Vegetarian Lasagna Al
Forno
The amounts are not stated as it will depend on the
size you want.
Ingredients
·
Silverbeet leaves with stems removed, I have used rainbow coloured as I want the
stalks for another recipe (following). Enough to
make two layers in your dish.
·
Feta crumbled, or ricotta cheese or cottage
·
Cubed pumpkin or squash again enough for 2 layers
·
Ready made tomato sauce for tin flavoured (Italian or
Greek) hopped tomatoes.
·
! cup of plain yogurt
·
1 egg
·
tbsp flour
·
½ cup grated cheese
·
Sheets of lasagna enough for 3 layers
Method
· Slice beet leaves up and steam or boil till cooked,
drain and cool.
Steam pumpkin pieces (peeling pumpkin is made easier
by microwaving for a minute, makes the skin softer, may take longer depending
on toughness of skin) cool.
Put a layer for tomato sauce on bottom of casserole
lay sheets on top (I used sheets that don’t need to be cooked before layering) then
layer pumpkin that has been tossed in some of the tomato sauce.
A layer of
lasagna, then layer of silverbeet that has feta or a soft cheese tossed through
it.
Finish with a layer of lasagna that has the following
sauce poured over it. You can also use a
standard cheese sauce.
Sauce – Mix together yogurt, flour and cheese and add
to beaten egg.
Cook at 180 for 30 mins or till the top is brown and
bubbling.
Let sit for 10 minutes before serving it makes it
easier to serve.
Tasty Sticks
This is a great kiwi standard way of using silverbeet
ribs. Although we didn’t have the fancy
coloured ones when I was younger! You
can do any vegetable like this. For example,
Asparagus and dwarf beans. Today I am
going to experiment with a few purple sprouting broccoli stalks as well.

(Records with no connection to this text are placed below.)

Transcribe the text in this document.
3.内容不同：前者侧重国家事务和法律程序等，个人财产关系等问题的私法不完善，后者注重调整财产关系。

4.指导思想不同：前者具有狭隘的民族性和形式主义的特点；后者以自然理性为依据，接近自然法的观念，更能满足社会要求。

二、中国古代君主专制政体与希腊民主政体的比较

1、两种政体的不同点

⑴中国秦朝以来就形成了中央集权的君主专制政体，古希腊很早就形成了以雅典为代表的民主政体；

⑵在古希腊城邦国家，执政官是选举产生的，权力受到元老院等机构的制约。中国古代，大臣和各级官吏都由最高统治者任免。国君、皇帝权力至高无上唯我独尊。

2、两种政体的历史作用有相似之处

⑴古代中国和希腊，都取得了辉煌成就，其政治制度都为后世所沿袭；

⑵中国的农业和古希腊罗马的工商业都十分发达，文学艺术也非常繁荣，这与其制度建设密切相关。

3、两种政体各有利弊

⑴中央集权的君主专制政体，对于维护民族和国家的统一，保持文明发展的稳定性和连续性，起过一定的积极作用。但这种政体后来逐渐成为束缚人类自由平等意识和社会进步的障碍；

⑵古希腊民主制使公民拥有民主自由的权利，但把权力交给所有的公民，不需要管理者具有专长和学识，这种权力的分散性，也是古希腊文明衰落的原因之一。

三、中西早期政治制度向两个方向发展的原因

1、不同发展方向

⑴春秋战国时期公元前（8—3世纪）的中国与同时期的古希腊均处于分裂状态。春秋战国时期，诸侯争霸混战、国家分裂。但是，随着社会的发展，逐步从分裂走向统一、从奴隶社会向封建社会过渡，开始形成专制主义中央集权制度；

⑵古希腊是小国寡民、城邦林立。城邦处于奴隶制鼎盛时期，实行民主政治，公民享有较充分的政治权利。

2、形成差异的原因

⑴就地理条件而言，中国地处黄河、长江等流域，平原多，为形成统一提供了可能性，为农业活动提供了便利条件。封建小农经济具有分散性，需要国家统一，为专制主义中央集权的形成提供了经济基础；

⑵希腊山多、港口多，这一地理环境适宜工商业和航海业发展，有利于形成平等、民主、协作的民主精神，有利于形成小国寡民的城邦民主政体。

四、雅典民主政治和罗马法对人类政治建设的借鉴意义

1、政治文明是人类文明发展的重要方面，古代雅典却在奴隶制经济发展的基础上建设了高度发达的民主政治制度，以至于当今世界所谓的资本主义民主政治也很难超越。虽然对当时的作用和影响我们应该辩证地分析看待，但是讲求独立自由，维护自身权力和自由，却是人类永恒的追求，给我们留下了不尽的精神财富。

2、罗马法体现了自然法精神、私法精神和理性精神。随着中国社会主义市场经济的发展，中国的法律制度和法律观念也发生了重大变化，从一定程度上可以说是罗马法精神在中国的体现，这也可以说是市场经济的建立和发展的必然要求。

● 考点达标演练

Cut the silverbeet stalks to manageable size and
Blanche them with the broccoli stalks for a minute or two. Cool, then beat up an egg and prepare your
favourite breadcrumb mix. Adding some grated Parmesan is nice.
Dip the stalks into some flour (this helps the egg and
crumbs stick to the stalks).
Then dip into the egg and then crumbs. Shallow fry in butter or oil till they are
golden and crunchy. That’s it they are
very moreish and can be served as a snack or a starter with a side salad.